Story posted October 4, 2022 in CommRadio, Sports by Owen Gelber

Over the past year, it has become apparent that controversial management issues have been plaguing the Miami Dolphins of the NFL. Several Dolphins’ personnel have made recent headlines for all the wrong reasons, including their owner, their former head coach, and the medical staff.

As kickoff to the 2022 NFL season was nearing, news broke that Dolphins owner, Stephen M. Ross was fined $1.5 million and suspended through October 17 due to violating the league’s anti-tampering policy.

Ross was investigated by league officials and found guilty of attempting to lure in hall-of-fame bound quarterback Tom Brady from the Tampa Bay Buccaneers, and renowned coach Sean Payton. As a result of the tampering violation, the Dolphins were forced to forfeit their first-round pick in 2023, and a third-round pick in 2024.

At the same time of Ross’s investigation, the league launched an investigation into the front office of the Dolphins after former head coach, Brian Flores claimed that he was offered $100,000 for every intentional loss the Dolphins had, claiming Ross wanted a higher pick in the next year’s draft.

Flores’ claims were eventually deemed false, but this amount of media attention in a short amount of time was not a good look for the ‘Fins. 

After such a turbulent offseason, the Dolphins were eager to quiet down the media with their performance on the field. Following a stellar performance by Tua Tagovailoa the previous two weeks, Miami wanted to go a perfect 3-0 in an AFC battle against the Buffalo Bills.

Just before halftime, Bills linebacker Matt Milano pressured Tagovailoa and threw him to the ground, causing him to hit the back of his head against the turf. Tagovailoa was visibly shaken from the hit, and stumbled and fell back to the line of scrimmage, where he was pulled from the game and sent for concussion screening.
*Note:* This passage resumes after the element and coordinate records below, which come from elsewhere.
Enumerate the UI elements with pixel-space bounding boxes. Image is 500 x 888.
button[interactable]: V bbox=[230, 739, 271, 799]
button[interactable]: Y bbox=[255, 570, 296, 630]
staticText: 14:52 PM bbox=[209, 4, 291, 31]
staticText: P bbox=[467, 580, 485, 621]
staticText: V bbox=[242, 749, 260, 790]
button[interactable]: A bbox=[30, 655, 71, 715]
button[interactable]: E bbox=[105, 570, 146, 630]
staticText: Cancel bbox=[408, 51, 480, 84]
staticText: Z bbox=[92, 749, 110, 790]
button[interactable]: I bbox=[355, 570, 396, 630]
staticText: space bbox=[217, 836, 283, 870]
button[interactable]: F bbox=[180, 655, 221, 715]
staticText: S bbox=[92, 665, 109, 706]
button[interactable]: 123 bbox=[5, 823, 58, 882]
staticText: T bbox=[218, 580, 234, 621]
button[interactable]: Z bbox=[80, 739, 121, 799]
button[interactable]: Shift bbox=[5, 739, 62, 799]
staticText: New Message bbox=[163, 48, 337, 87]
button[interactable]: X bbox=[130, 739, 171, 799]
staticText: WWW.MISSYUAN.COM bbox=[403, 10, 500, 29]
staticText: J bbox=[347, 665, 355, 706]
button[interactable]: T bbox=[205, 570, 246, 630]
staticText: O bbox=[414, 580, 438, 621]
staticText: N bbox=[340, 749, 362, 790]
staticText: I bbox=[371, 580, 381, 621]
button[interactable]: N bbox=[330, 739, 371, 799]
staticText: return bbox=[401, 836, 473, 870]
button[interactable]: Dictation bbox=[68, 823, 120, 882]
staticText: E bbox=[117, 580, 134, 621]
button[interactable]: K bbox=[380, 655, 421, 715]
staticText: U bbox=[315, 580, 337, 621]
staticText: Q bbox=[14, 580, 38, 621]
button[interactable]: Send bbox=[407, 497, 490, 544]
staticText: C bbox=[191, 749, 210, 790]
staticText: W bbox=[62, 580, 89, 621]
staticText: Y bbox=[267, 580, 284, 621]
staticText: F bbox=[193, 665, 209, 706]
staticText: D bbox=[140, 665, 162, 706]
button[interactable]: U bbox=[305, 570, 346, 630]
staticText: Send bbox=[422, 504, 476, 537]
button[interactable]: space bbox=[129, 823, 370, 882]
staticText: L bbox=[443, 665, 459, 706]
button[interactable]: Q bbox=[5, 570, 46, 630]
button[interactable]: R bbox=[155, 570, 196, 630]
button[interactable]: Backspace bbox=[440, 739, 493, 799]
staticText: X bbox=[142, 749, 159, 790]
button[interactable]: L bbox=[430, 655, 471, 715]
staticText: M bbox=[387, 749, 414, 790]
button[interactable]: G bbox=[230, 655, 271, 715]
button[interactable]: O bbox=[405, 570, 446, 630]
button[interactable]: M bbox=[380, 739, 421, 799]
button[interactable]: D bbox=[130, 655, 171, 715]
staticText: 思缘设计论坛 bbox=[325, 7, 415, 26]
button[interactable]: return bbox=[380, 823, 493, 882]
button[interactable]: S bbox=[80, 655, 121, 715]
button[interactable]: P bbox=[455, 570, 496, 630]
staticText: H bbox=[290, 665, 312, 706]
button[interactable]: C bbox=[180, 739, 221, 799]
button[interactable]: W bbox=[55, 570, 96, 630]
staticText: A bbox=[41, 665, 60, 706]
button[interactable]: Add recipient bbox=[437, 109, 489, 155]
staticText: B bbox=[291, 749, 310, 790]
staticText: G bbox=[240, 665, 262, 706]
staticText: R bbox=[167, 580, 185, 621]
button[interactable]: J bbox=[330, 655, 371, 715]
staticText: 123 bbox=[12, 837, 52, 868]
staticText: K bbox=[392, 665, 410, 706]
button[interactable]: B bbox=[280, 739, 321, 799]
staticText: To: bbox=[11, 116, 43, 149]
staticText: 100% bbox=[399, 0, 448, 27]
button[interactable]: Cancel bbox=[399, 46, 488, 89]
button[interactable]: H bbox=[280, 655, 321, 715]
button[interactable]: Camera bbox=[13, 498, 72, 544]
Much to the surprise of everyone, Tagovailoa trotted out of the tunnel with the Dolphins for the start of the third quarter to carry out business as usual. Despite his visible discomfort, the Dolphins’ medical team insisted that Tagovailoa’s injury had nothing to do with his head, rather it was a back injury as result of the whiplash from Milano’s tackle.

Though the Dolphins came out with the win, confusion ran rampant over social media as fans were questioning how a player with such obvious signs of a concussion was allowed back into a game.

Later that week, the Dolphins were set to play in another AFC matchup against the Cincinnati Bengals as part of Week 4’s Thursday Night Football game. Reporters and insiders publicly raised their suspicion of Tagovailoa not being placed into concussion protocol, and being considered eligible to play in the game.

During that game, as the first half neared its end, the Dolphins looked to mount one more scoring drive. Tagovailoa snapped the ball and dropped back from center and was quickly met by Cincinnati’s nose-tackle, Josh Tupou who violently threw Tagovailoa to the ground in an eerily similar manner to Milano’s tackle from four days prior.

Tagovailoa, once again, slammed the back of his head onto the turf, sending him unconscious. He was stretchered off of the field and immediately taken to a local hospital for evaluation where he was treated for a concussion.

Assuming Tagovailoa suffered a prior concussion in the game against the Bills, two concussions in back-to-back weeks can lead to serious brain damage, known as Second Impact Syndrome, which could not only affect the rest of his career, but his cognitive function for the rest of his life.

If the medical staff followed league guidelines and held Tagovailoa out for the remainder of the Bills game and the entirety of the Bengals game, following what appeared to be an obvious concussion, he would not be out long-term and the Dolphins wouldn’t find themselves on the league hotseat, yet again.